Lead Photo: Photo: Erika Santelices/AFP/Getty Images

You might remember last year when our brothers and sisters down in the Dominican Republic suddenly found themselves under the international spotlight, and not for their world-renowned merengueros. In fact, it was on account of a 2013 immigration law that effectively left hundreds of thousands of Haitian migrants and their Dominican-born children stateless in an act that was widely condemned for its overt racism. From there, things only got more heated when many Dominicans bristled under the international pressure and vigilante groups felt emboldened to take the laws into their own hands.

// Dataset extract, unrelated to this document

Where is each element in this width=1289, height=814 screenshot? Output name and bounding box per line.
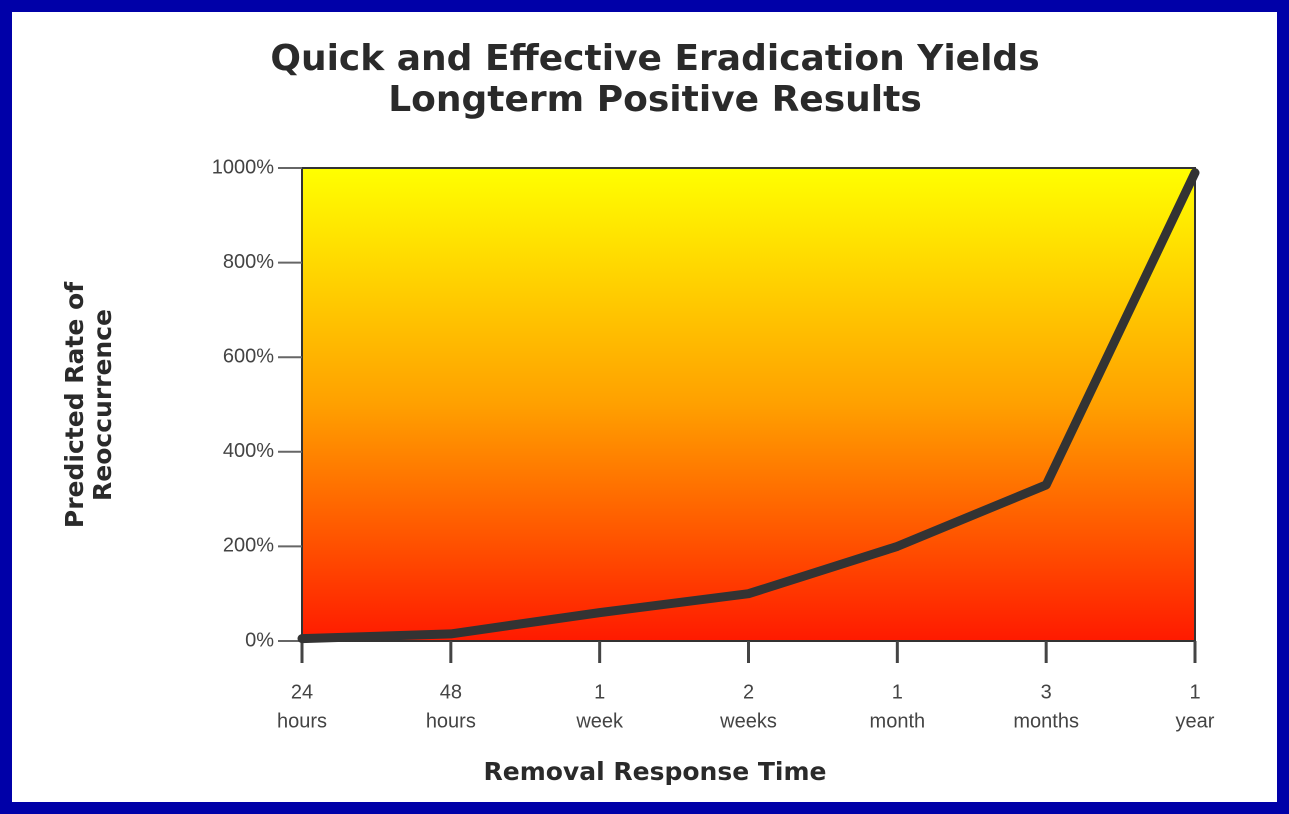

Luckily things have calmed down a bit since then, and the Dominican government has acquiesced to the demands of human rights advocates by passing a more humanitarian Naturalization Law — though its implementation continues to be fraught with problems. Certainly we can thank some of the more high-profile champions of the cause like Junot Diaz and even New York mayor Bill DeBlasio for an important assist, but up to now little attention has been paid to the brave Haitian-Dominican activists who all but risked their lives on the ground to demand just treatment.

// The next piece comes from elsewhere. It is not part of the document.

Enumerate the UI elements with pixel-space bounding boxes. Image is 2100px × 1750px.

A short film from Minority Rights Group International (MRG) titled Our Lives in Transit documents some of the grassroots efforts of Haitian migrants, Dominicans of Haitian descent, and other allies in their battle for solidarity and human rights in the midst of this racially charged atmosphere. The film primarily profiles the efforts of a Dominican lawyer of partial Haitian descent named Rosa Iris Diendomi, who fights tirelessly for the rights of the Dominican Republic’s most vulnerable residents.

Part of a multimedia story that lays bare the plight of DR’s so-called “legal ghosts” — victims of a “civil death” due to their stateless status — Our Lives in Transit features interviews and archival material along with beautifully photographed portraits of individuals profiled in the project. By providing a historical background to Haitian migrant labor in DR as well as some important context regarding recent laws passed to normalize an increasingly precarious immigration situation, the film puts a human face on the ongoing struggle for dignity in DR.